As a warmer climate is disrupting harvests in traditional wine-growing areas, professional wine growers have begun to look further north
According to Magnergard, the emergence of wineries this far north is largely thanks to the development of new breeds of grapes in the 1960s and 70s, such as Solaris. Image: Jonathan Nackstrand / AFP©
Far north of iconic wine regions like Bordeaux and Tuscany, Sweden is seeing a burgeoning industry of vineyards and a first generation of winemakers trying to carve out a niche.
"There are millions of techniques, and I don't have a grandfather or grandmother to ask. So we need to figure it out ourselves," Lena Magnergard, 64, told AFP as she walked through the short rows of grapevines at the Selaon vineyard an hour west of Stockholm.

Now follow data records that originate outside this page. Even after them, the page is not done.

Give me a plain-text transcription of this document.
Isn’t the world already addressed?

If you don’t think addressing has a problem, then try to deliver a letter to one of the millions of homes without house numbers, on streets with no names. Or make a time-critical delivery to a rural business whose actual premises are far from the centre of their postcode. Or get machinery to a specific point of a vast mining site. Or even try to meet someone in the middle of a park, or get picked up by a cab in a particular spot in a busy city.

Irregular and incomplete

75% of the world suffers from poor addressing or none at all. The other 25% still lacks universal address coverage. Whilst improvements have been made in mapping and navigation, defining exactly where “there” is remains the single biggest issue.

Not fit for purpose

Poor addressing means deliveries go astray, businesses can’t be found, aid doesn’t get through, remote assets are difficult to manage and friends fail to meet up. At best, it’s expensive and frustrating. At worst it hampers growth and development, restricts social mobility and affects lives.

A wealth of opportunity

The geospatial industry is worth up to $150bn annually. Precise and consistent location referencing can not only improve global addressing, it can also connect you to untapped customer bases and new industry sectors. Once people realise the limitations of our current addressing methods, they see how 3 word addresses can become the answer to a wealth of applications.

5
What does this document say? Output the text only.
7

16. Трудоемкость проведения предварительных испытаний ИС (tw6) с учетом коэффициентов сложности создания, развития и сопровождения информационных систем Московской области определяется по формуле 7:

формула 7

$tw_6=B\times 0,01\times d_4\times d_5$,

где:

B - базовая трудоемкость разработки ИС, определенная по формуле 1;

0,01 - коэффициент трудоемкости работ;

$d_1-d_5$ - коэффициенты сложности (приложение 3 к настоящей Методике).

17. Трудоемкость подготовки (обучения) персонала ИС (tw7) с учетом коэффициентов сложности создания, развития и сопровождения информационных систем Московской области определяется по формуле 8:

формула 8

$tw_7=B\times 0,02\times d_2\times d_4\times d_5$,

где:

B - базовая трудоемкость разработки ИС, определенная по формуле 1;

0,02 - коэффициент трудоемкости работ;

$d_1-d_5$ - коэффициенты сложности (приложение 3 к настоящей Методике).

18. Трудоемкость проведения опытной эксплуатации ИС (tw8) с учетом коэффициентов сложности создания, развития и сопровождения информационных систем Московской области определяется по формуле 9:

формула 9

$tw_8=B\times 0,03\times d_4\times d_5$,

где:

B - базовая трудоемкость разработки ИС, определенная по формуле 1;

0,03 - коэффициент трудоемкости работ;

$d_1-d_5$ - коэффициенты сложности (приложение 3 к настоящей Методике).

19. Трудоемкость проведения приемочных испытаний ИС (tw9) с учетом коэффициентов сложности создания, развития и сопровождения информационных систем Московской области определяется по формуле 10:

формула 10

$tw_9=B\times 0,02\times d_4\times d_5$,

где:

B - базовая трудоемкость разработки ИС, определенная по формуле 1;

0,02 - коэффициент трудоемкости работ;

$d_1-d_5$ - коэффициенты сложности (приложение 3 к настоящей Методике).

The former communications professional started the vineyard, the most northern Swedish site to have produced its own wine according to Magnergard, together with her farmer husband Erik Bjorkman in 2019 on the family farm.
They produced their first wine in 2021 but Magnegard, a trained sommelier, is quick to admit that as keepers of some 1,000 vines they are still learning.
"Of course you can read up in books, but that is nothing like generational knowledge," she said, adding that they mostly look to France and its centuries of winemaking tradition as the gold standard.